Over the weekend, four people lost their lives on the 8,848 metre peak, and they include American doctor Roland Yearwood and Slovak climber Vladimir Strba. Both of them expired at the now infamous “death zone” of the mountain that lies above the 8,000 metre mark. This is where the amount of oxygen would have fallen to extremely low levels, which in turn increases the risk of altitude sickness. 27-year old Indian climber Ravi Kumar also died, and his body was seen on Monday a couple of days after he made his way up before losing all contact with the base camp. There is a current rescue operation that is happening in order to retrieve his body. And then on Sunday earlier this week, an Australian climber failed to make it to the peak -- having died on the Tibet segment of the mountain.

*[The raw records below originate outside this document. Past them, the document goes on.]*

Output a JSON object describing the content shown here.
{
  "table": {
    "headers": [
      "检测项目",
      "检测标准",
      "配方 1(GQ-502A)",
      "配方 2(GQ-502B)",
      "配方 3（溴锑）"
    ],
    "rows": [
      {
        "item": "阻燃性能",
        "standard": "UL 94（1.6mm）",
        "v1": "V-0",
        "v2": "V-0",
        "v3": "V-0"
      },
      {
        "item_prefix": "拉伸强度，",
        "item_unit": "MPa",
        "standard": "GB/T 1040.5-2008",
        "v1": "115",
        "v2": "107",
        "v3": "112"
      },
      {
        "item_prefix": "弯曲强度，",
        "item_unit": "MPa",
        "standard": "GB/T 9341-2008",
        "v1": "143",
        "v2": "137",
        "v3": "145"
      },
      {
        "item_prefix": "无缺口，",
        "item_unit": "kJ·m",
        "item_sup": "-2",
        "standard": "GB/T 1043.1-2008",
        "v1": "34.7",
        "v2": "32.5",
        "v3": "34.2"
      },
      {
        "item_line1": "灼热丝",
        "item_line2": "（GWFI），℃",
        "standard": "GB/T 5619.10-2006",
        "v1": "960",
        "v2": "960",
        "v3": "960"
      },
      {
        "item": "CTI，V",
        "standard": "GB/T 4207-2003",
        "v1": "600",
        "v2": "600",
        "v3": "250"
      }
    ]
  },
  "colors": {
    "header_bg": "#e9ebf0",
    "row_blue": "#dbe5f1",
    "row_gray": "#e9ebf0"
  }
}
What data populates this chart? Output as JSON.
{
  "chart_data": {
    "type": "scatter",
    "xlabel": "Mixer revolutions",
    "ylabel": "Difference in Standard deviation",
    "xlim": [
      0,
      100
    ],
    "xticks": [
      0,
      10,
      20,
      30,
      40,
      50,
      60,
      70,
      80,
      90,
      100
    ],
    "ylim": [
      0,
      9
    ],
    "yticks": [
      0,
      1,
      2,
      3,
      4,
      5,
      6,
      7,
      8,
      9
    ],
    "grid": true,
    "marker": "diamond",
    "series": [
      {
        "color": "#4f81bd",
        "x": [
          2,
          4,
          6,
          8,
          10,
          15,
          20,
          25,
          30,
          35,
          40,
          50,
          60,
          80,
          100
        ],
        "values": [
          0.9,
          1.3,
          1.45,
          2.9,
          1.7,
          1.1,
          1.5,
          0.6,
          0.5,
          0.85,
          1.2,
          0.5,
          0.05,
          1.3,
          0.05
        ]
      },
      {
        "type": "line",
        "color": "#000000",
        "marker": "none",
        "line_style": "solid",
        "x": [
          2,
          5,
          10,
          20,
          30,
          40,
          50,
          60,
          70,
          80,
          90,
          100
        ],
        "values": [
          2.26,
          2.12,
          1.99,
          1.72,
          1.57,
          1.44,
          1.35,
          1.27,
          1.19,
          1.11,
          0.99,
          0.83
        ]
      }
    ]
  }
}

While these people are relatively unknown (although we do know that they would have amassed a viable amount of mountaineering experience over the years, not to mention being wealthy enough to fund their own expedition), two famous lives were also claimed by Everest this year. Legendary Swiss climber Ueli Steck and 85-year-old Min Bahadur Sherchan are two stalwarts of mountaineering who lost their battle with the mighty Everest. The latter died while making an attempt to reclaim his title as the world's oldest person to make it to Everest’s summit, having lost that title to 80-year old Yuichiro Miura a few years back. Yuichiro Miura might want to take stock of the situation concerning Min Bahadur, as Miura did express his intention to conquer Everest at the age of 90. I don’t know about you, but I would prefer to spend the last few years of my life with my family and friends compared to going on an expedition that I would most probably not return from.
This climbing season, over 382 climbers have successfully reached the summit from the south side, while another 120 achieved the same from the Tibet segment. Early June would be when the spring climbing season comes to an end, so expect many to wait their turn to conquer Everest. Hopefully no more untoward events will happen later this week or the next.